Really looking great! Cool color and i think that R/T badge will make nicer looking yet when its all done.. 68 has a great body style!
 
Thanks guys, its pretty slow going but I'm enjoying it.

Thanks for the plastic backing idea! never thought of it, but it makes sense! I'll dial in the fit then coat it. I'll look into the latex house paint too. Paint seams to just soak into this stuff usually, so that might be a winner.
 
I'm about 6 weeks out from our trip to America, so funds have been tight and I've been concentrating on getting some commissioned artwork out of the way before we leave. So progress has been slow, no pics but the quarter windows are finally in.

I'm struggling at the moment with the front windows, mainly the Vent window frames. Because of how far away the painter was, I left the windows in to travel (no air dam) and he removed them to paint. So I'm having a fun time working out where everything is and how it goes back together.
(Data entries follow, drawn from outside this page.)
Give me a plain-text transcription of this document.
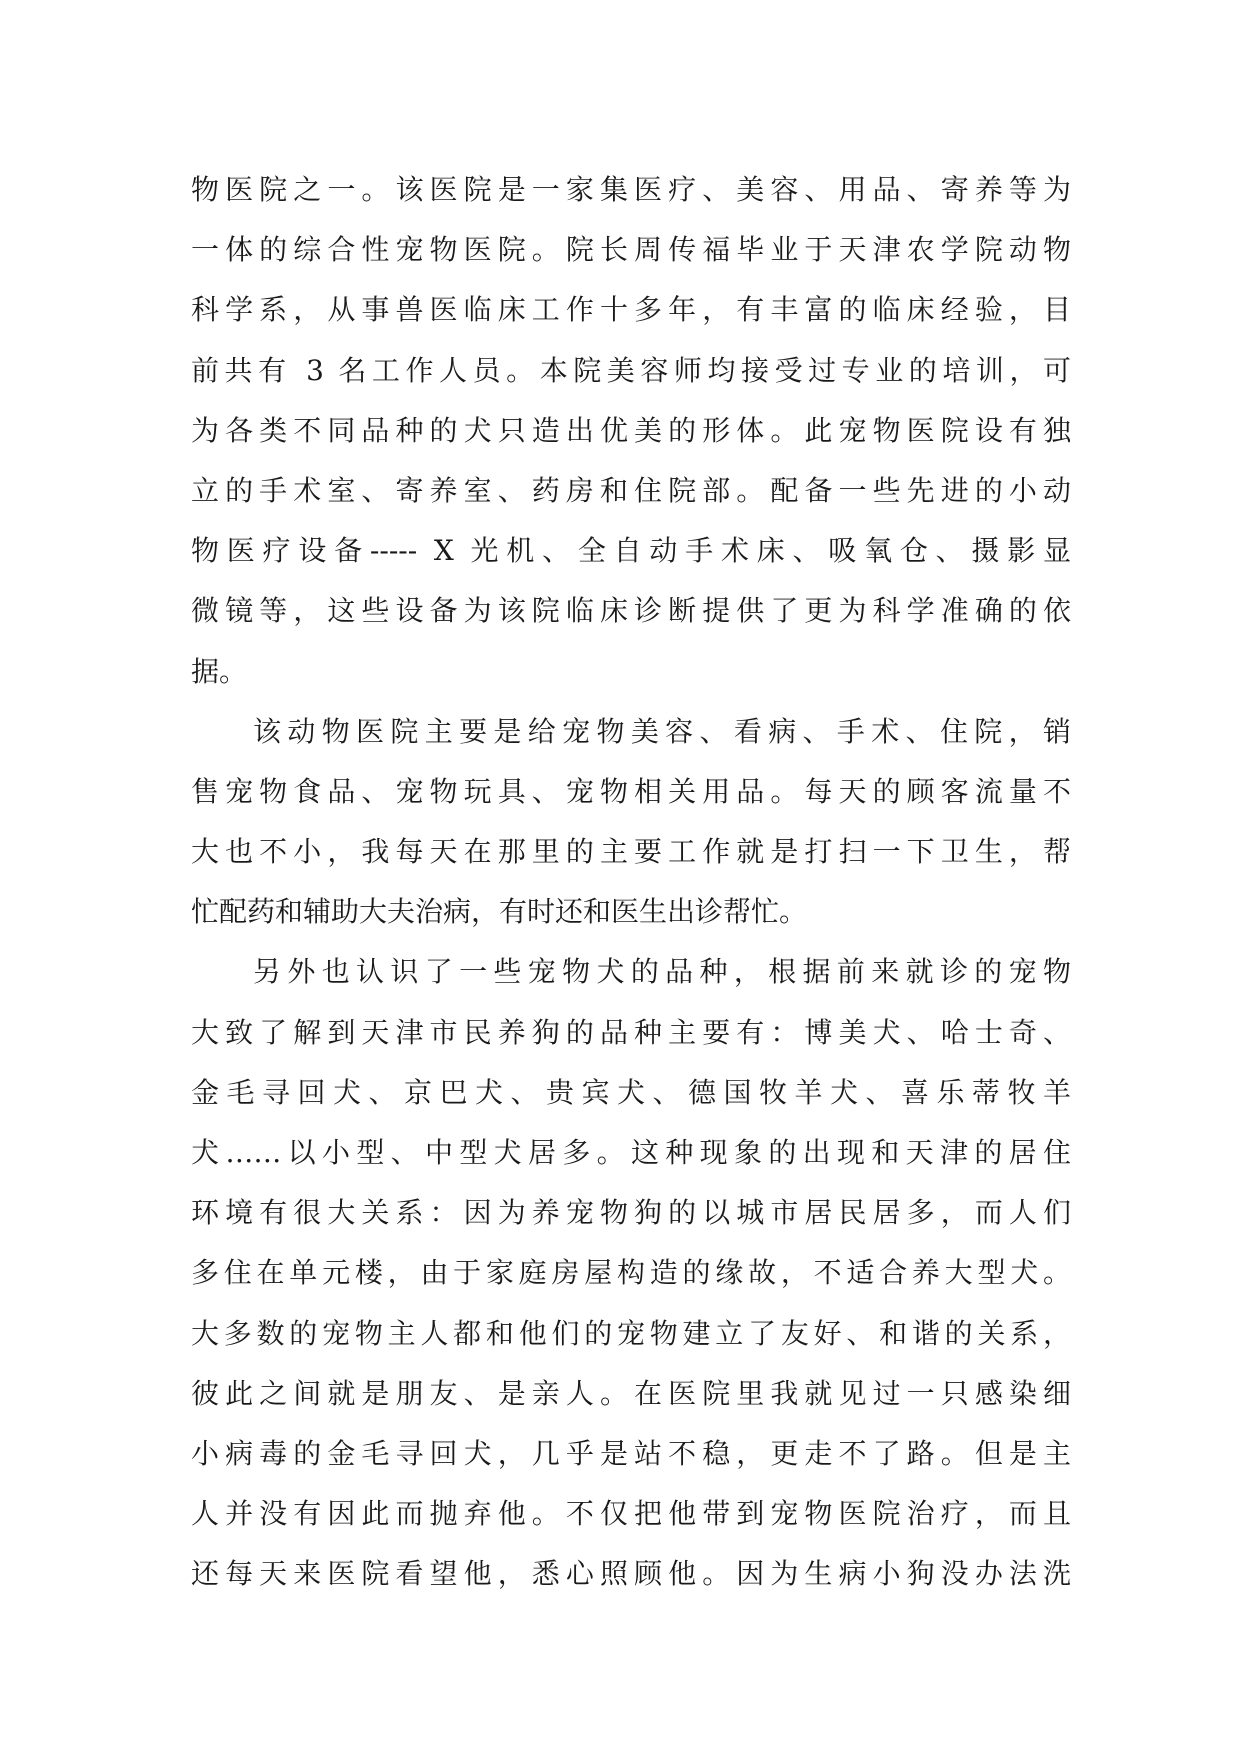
物医院之一。该医院是一家集医疗、美容、用品、寄养等为
一体的综合性宠物医院。院长周传福毕业于天津农学院动物
科学系，从事兽医临床工作十多年，有丰富的临床经验，目
前共有 3 名工作人员。本院美容师均接受过专业的培训，可
为各类不同品种的犬只造出优美的形体。此宠物医院设有独
立的手术室、寄养室、药房和住院部。配备一些先进的小动
物医疗设备----- X 光机、全自动手术床、吸氧仓、摄影显
微镜等，这些设备为该院临床诊断提供了更为科学准确的依
据。
该动物医院主要是给宠物美容、看病、手术、住院，销
售宠物食品、宠物玩具、宠物相关用品。每天的顾客流量不
大也不小，我每天在那里的主要工作就是打扫一下卫生，帮
忙配药和辅助大夫治病，有时还和医生出诊帮忙。
另外也认识了一些宠物犬的品种，根据前来就诊的宠物
大致了解到天津市民养狗的品种主要有：博美犬、哈士奇、
金毛寻回犬、京巴犬、贵宾犬、德国牧羊犬、喜乐蒂牧羊
犬……以小型、中型犬居多。这种现象的出现和天津的居住
环境有很大关系：因为养宠物狗的以城市居民居多，而人们
多住在单元楼，由于家庭房屋构造的缘故，不适合养大型犬。
大多数的宠物主人都和他们的宠物建立了友好、和谐的关系，
彼此之间就是朋友、是亲人。在医院里我就见过一只感染细
小病毒的金毛寻回犬，几乎是站不稳，更走不了路。但是主
人并没有因此而抛弃他。不仅把他带到宠物医院治疗，而且
还每天来医院看望他，悉心照顾他。因为生病小狗没办法洗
I have the vent windows in place, but I'm at a loss as to how they secure in place. The bolt hole closest to the front edge of the door just below the window is obvious but the other two I have no idea. The manual mentions a bracket, but i don't seam to have anything in the door, not sure if it got removed, Or I never had one. Here's a pic showing the two mounts I'm talking about:

Vent-Window-Frame.jpg

I'm also missing some weather seals from the door glass. I've emailed Classic Industries, but thought I'd ask here as well. The seals I'm looking for are the seal that runs up the vent window channel where the door glass contacts the vent window and the clips that hold it in place. These are the seal and clip on the left of the attached picture.
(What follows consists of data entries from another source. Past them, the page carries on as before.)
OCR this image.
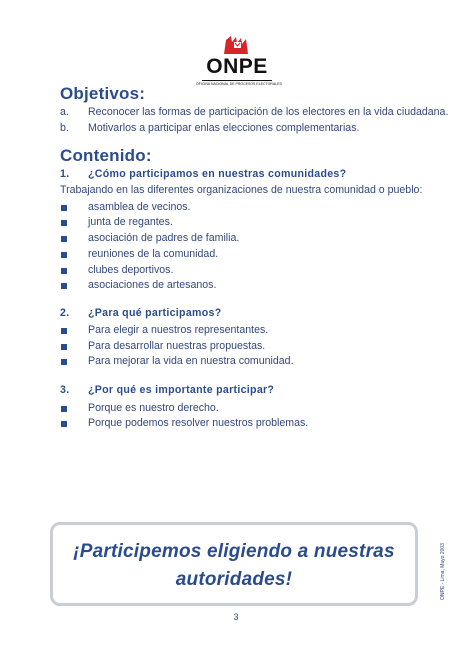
ONPE
OFICINA NACIONAL DE PROCESOS ELECTORALES
Objetivos:
a. Reconocer las formas de participación de los electores en la vida ciudadana.
b. Motivarlos a participar enlas elecciones complementarias.
Contenido:
1. ¿Cómo participamos en nuestras comunidades?
Trabajando en las diferentes organizaciones de nuestra comunidad o pueblo:
asamblea de vecinos.
junta de regantes.
asociación de padres de familia.
reuniones de la comunidad.
clubes deportivos.
asociaciones de artesanos.
2. ¿Para qué participamos?
Para elegir a nuestros representantes.
Para desarrollar nuestras propuestas.
Para mejorar la vida en nuestra comunidad.
3. ¿Por qué es importante participar?
Porque es nuestro derecho.
Porque podemos resolver nuestros problemas.
¡Participemos eligiendo a nuestras
autoridades!
3
ONPE - Lima, Mayo 2003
The other is the furry insert and rubber channel that are part if the stainless steel trim that attaches to the rear of the door window, this is the trim that seals the door glass to the rear quarter glass. It's the piece on the right of the attached picture.

Window-Seals.jpg


I'm also going to attempt to make the missing heater box motor plate after the piece I got sent was for a NON AC box, not my AC box. If anyone has one they could measure for me, including the height of the rubber insulators on the motor, that would be great!

Once the door glass is in and I have the door lock trim rings in, I'll get the door mechanisms in and I can start cleaning up underneath before installing the rest of the interior.